Take a few steps back and observe your surroundings. Maybe you’ll notice your specialists and medical officers worrying about patients who aren’t doing as well as they should. Maybe you’ll notice heavily pregnant nurses leaning toward an unconscious patient, feeding that patient on time. Maybe you’ll notice an attendant running late when summoned because he has to walk a great distance to retrieve lab results.

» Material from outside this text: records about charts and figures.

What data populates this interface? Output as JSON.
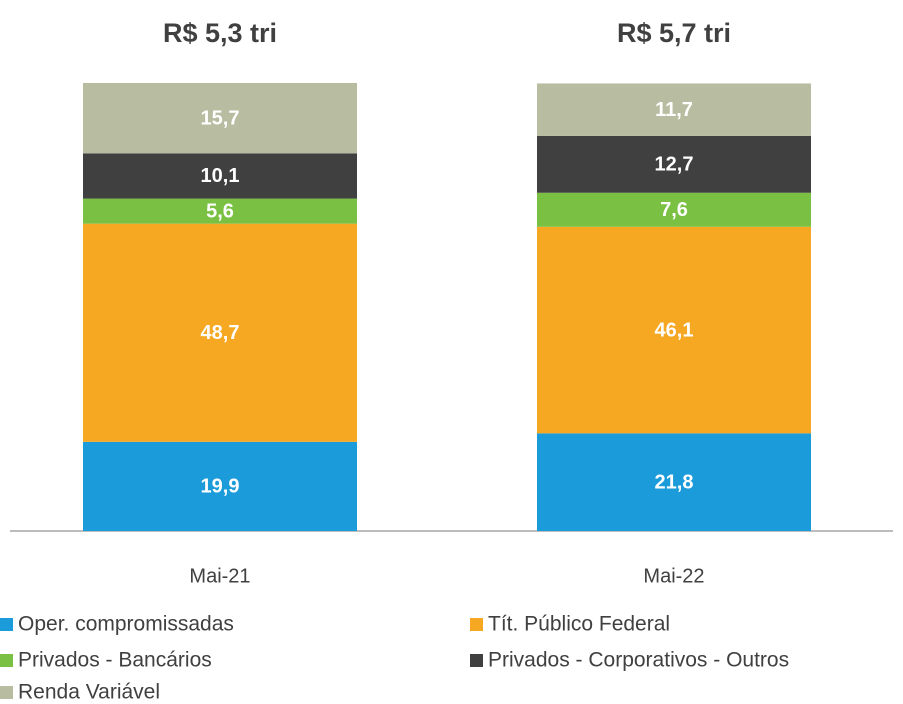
{
  "chart_data": {
    "type": "stacked_bar",
    "categories": [
      "Mai-21",
      "Mai-22"
    ],
    "bar_totals": [
      "R$ 5,3 tri",
      "R$ 5,7 tri"
    ],
    "ylim": [
      0,
      100
    ],
    "series": [
      {
        "name": " Oper. compromissadas",
        "color": "#1b9bd9",
        "values": [
          19.9,
          21.8
        ],
        "value_labels": [
          "19,9",
          "21,8"
        ]
      },
      {
        "name": "Tít. Público Federal",
        "color": "#f6a823",
        "values": [
          48.7,
          46.1
        ],
        "value_labels": [
          "48,7",
          "46,1"
        ]
      },
      {
        "name": "Privados - Bancários",
        "color": "#7ac143",
        "values": [
          5.6,
          7.6
        ],
        "value_labels": [
          "5,6",
          "7,6"
        ]
      },
      {
        "name": "Privados - Corporativos - Outros",
        "color": "#404040",
        "values": [
          10.1,
          12.7
        ],
        "value_labels": [
          "10,1",
          "12,7"
        ]
      },
      {
        "name": "Renda Variável",
        "color": "#b8bca0",
        "values": [
          15.7,
          11.7
        ],
        "value_labels": [
          "15,7",
          "11,7"
        ]
      }
    ]
  }
}
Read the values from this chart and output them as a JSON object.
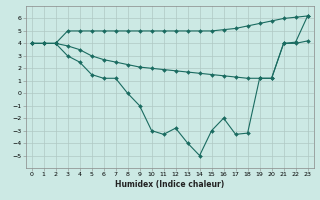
{
  "xlabel": "Humidex (Indice chaleur)",
  "background_color": "#cce9e4",
  "grid_color": "#b0c8c4",
  "line_color": "#1a6b60",
  "xlim": [
    -0.5,
    23.5
  ],
  "ylim": [
    -6,
    7
  ],
  "xticks": [
    0,
    1,
    2,
    3,
    4,
    5,
    6,
    7,
    8,
    9,
    10,
    11,
    12,
    13,
    14,
    15,
    16,
    17,
    18,
    19,
    20,
    21,
    22,
    23
  ],
  "yticks": [
    -5,
    -4,
    -3,
    -2,
    -1,
    0,
    1,
    2,
    3,
    4,
    5,
    6
  ],
  "line1_x": [
    0,
    1,
    2,
    3,
    4,
    5,
    6,
    7,
    8,
    9,
    10,
    11,
    12,
    13,
    14,
    15,
    16,
    17,
    18,
    19,
    20,
    21,
    22,
    23
  ],
  "line1_y": [
    4.0,
    4.0,
    4.0,
    5.0,
    5.0,
    5.0,
    5.0,
    5.0,
    5.0,
    5.0,
    5.0,
    5.0,
    5.0,
    5.0,
    5.0,
    5.0,
    5.1,
    5.2,
    5.4,
    5.6,
    5.8,
    6.0,
    6.1,
    6.2
  ],
  "line2_x": [
    0,
    1,
    2,
    3,
    4,
    5,
    6,
    7,
    8,
    9,
    10,
    11,
    12,
    13,
    14,
    15,
    16,
    17,
    18,
    19,
    20,
    21,
    22,
    23
  ],
  "line2_y": [
    4.0,
    4.0,
    4.0,
    3.8,
    3.5,
    3.0,
    2.7,
    2.5,
    2.3,
    2.1,
    2.0,
    1.9,
    1.8,
    1.7,
    1.6,
    1.5,
    1.4,
    1.3,
    1.2,
    1.2,
    1.2,
    4.0,
    4.0,
    4.2
  ],
  "line3_x": [
    0,
    1,
    2,
    3,
    4,
    5,
    6,
    7,
    8,
    9,
    10,
    11,
    12,
    13,
    14,
    15,
    16,
    17,
    18,
    19,
    20,
    21,
    22,
    23
  ],
  "line3_y": [
    4.0,
    4.0,
    4.0,
    3.0,
    2.5,
    1.5,
    1.2,
    1.2,
    0.0,
    -1.0,
    -3.0,
    -3.3,
    -2.8,
    -4.0,
    -5.0,
    -3.0,
    -2.0,
    -3.3,
    -3.2,
    1.2,
    1.2,
    4.0,
    4.1,
    6.2
  ]
}
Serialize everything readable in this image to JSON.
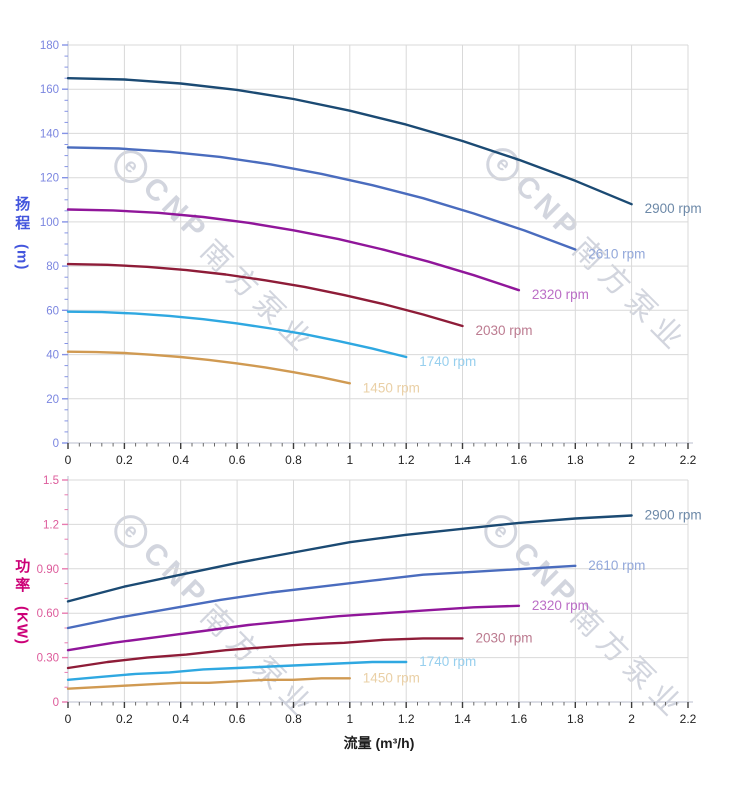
{
  "watermark": {
    "symbol": "e",
    "brand": "CNP",
    "company": "南方泵业"
  },
  "chart_data": [
    {
      "type": "line",
      "title": "",
      "xlabel": "",
      "ylabel": "扬程 (m)",
      "ylabel_cn": "扬程",
      "ylabel_unit": "(m)",
      "xlim": [
        0,
        2.2
      ],
      "ylim": [
        0,
        180
      ],
      "grid": true,
      "legend_position": "line-end",
      "x_tick_values": [
        0,
        0.2,
        0.4,
        0.6,
        0.8,
        1,
        1.2,
        1.4,
        1.6,
        1.8,
        2,
        2.2
      ],
      "x_tick_labels": [
        "0",
        "0.2",
        "0.4",
        "0.6",
        "0.8",
        "1",
        "1.2",
        "1.4",
        "1.6",
        "1.8",
        "2",
        "2.2"
      ],
      "x_minor_step": 0.04,
      "y_tick_values": [
        0,
        20,
        40,
        60,
        80,
        100,
        120,
        140,
        160,
        180
      ],
      "y_tick_labels": [
        "0",
        "20",
        "40",
        "60",
        "80",
        "100",
        "120",
        "140",
        "160",
        "180"
      ],
      "y_minor_step": 5,
      "colors": {
        "axis_line": "#c6cbd8",
        "grid": "#d9d9d9",
        "x_tick": "#3c3c3c",
        "x_tick_label": "#1f1f1f",
        "y_tick": "#8593e6",
        "y_tick_label": "#7b86e0",
        "y_axis_title": "#4355dd"
      },
      "series": [
        {
          "name": "2900 rpm",
          "rpm": 2900,
          "color": "#1b4a73",
          "label_color": "#6d89a8",
          "x": [
            0,
            0.2,
            0.4,
            0.6,
            0.8,
            1,
            1.2,
            1.4,
            1.6,
            1.8,
            2
          ],
          "y": [
            165,
            164.4,
            162.6,
            159.7,
            155.6,
            150.3,
            144,
            136.6,
            128.1,
            118.6,
            108
          ]
        },
        {
          "name": "2610 rpm",
          "rpm": 2610,
          "color": "#4a6cbe",
          "label_color": "#93a8da",
          "x": [
            0,
            0.18,
            0.36,
            0.54,
            0.72,
            0.9,
            1.08,
            1.26,
            1.44,
            1.62,
            1.8
          ],
          "y": [
            133.7,
            133.2,
            131.7,
            129.4,
            126,
            121.7,
            116.6,
            110.7,
            103.8,
            96.1,
            87.5
          ]
        },
        {
          "name": "2320 rpm",
          "rpm": 2320,
          "color": "#90169a",
          "label_color": "#bb6ec6",
          "x": [
            0,
            0.16,
            0.32,
            0.48,
            0.64,
            0.8,
            0.96,
            1.12,
            1.28,
            1.44,
            1.6
          ],
          "y": [
            105.6,
            105.2,
            104.1,
            102.2,
            99.6,
            96.2,
            92.2,
            87.4,
            82,
            75.9,
            69.1
          ]
        },
        {
          "name": "2030 rpm",
          "rpm": 2030,
          "color": "#8e1c38",
          "label_color": "#bc7b90",
          "x": [
            0,
            0.14,
            0.28,
            0.42,
            0.56,
            0.7,
            0.84,
            0.98,
            1.12,
            1.26,
            1.4
          ],
          "y": [
            80.9,
            80.6,
            79.7,
            78.2,
            76.2,
            73.6,
            70.6,
            66.9,
            62.8,
            58.1,
            52.9
          ]
        },
        {
          "name": "1740 rpm",
          "rpm": 1740,
          "color": "#2fa8e1",
          "label_color": "#97cfee",
          "x": [
            0,
            0.12,
            0.24,
            0.36,
            0.48,
            0.6,
            0.72,
            0.84,
            0.96,
            1.08,
            1.2
          ],
          "y": [
            59.4,
            59.2,
            58.5,
            57.5,
            56,
            54.1,
            51.8,
            49.2,
            46.1,
            42.7,
            38.9
          ]
        },
        {
          "name": "1450 rpm",
          "rpm": 1450,
          "color": "#d09a52",
          "label_color": "#ead0a6",
          "x": [
            0,
            0.1,
            0.2,
            0.3,
            0.4,
            0.5,
            0.6,
            0.7,
            0.8,
            0.9,
            1
          ],
          "y": [
            41.3,
            41.1,
            40.7,
            39.9,
            38.9,
            37.6,
            36,
            34.2,
            32,
            29.7,
            27
          ]
        }
      ]
    },
    {
      "type": "line",
      "title": "",
      "xlabel": "流量 (m³/h)",
      "ylabel": "功率 (KW)",
      "ylabel_cn": "功率",
      "ylabel_unit": "(KW)",
      "xlim": [
        0,
        2.2
      ],
      "ylim": [
        0,
        1.5
      ],
      "grid": true,
      "legend_position": "line-end",
      "x_tick_values": [
        0,
        0.2,
        0.4,
        0.6,
        0.8,
        1,
        1.2,
        1.4,
        1.6,
        1.8,
        2,
        2.2
      ],
      "x_tick_labels": [
        "0",
        "0.2",
        "0.4",
        "0.6",
        "0.8",
        "1",
        "1.2",
        "1.4",
        "1.6",
        "1.8",
        "2",
        "2.2"
      ],
      "x_minor_step": 0.04,
      "y_tick_values": [
        0,
        0.3,
        0.6,
        0.9,
        1.2,
        1.5
      ],
      "y_tick_labels": [
        "0",
        "0.30",
        "0.60",
        "0.90",
        "1.2",
        "1.5"
      ],
      "y_minor_step": 0.1,
      "colors": {
        "axis_line": "#c6cbd8",
        "grid": "#d9d9d9",
        "x_tick": "#3c3c3c",
        "x_tick_label": "#1f1f1f",
        "y_tick": "#e87bb0",
        "y_tick_label": "#dd5b9b",
        "y_axis_title": "#cc0077"
      },
      "series": [
        {
          "name": "2900 rpm",
          "rpm": 2900,
          "color": "#1b4a73",
          "label_color": "#6d89a8",
          "x": [
            0,
            0.2,
            0.4,
            0.6,
            0.8,
            1,
            1.2,
            1.4,
            1.6,
            1.8,
            2
          ],
          "y": [
            0.68,
            0.78,
            0.86,
            0.94,
            1.01,
            1.08,
            1.13,
            1.17,
            1.21,
            1.24,
            1.26
          ]
        },
        {
          "name": "2610 rpm",
          "rpm": 2610,
          "color": "#4a6cbe",
          "label_color": "#93a8da",
          "x": [
            0,
            0.18,
            0.36,
            0.54,
            0.72,
            0.9,
            1.08,
            1.26,
            1.44,
            1.62,
            1.8
          ],
          "y": [
            0.5,
            0.57,
            0.63,
            0.69,
            0.74,
            0.78,
            0.82,
            0.86,
            0.88,
            0.9,
            0.92
          ]
        },
        {
          "name": "2320 rpm",
          "rpm": 2320,
          "color": "#90169a",
          "label_color": "#bb6ec6",
          "x": [
            0,
            0.16,
            0.32,
            0.48,
            0.64,
            0.8,
            0.96,
            1.12,
            1.28,
            1.44,
            1.6
          ],
          "y": [
            0.35,
            0.4,
            0.44,
            0.48,
            0.52,
            0.55,
            0.58,
            0.6,
            0.62,
            0.64,
            0.65
          ]
        },
        {
          "name": "2030 rpm",
          "rpm": 2030,
          "color": "#8e1c38",
          "label_color": "#bc7b90",
          "x": [
            0,
            0.14,
            0.28,
            0.42,
            0.56,
            0.7,
            0.84,
            0.98,
            1.12,
            1.26,
            1.4
          ],
          "y": [
            0.23,
            0.27,
            0.3,
            0.32,
            0.35,
            0.37,
            0.39,
            0.4,
            0.42,
            0.43,
            0.43
          ]
        },
        {
          "name": "1740 rpm",
          "rpm": 1740,
          "color": "#2fa8e1",
          "label_color": "#97cfee",
          "x": [
            0,
            0.12,
            0.24,
            0.36,
            0.48,
            0.6,
            0.72,
            0.84,
            0.96,
            1.08,
            1.2
          ],
          "y": [
            0.15,
            0.17,
            0.19,
            0.2,
            0.22,
            0.23,
            0.24,
            0.25,
            0.26,
            0.27,
            0.27
          ]
        },
        {
          "name": "1450 rpm",
          "rpm": 1450,
          "color": "#d09a52",
          "label_color": "#ead0a6",
          "x": [
            0,
            0.1,
            0.2,
            0.3,
            0.4,
            0.5,
            0.6,
            0.7,
            0.8,
            0.9,
            1
          ],
          "y": [
            0.09,
            0.1,
            0.11,
            0.12,
            0.13,
            0.13,
            0.14,
            0.15,
            0.15,
            0.16,
            0.16
          ]
        }
      ]
    }
  ]
}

Most of all, I hope you’ll notice the fear, the anxiety in the eyes of patients and their relatives. For us, coming to the hospital is a routine; for them, it is a big event that may lead to either celebration or devastation. Patients trust us with their life. We have to respect that trust.
Please remember that respect is not freely given. It is earned. If you want your colleagues to respect you, to treat you better, earn it. Once you earn that respect, everything will fall into place, insyaAllah.
Take pride in what you do, and you’ll derive joy from it. Let pride consume you, and you’ll end up bitter and resentful. When that happens, no amount of pay, no amount of lenient working hours will ever be enough.
Live. Work. Learn. Have fun while you’re at it.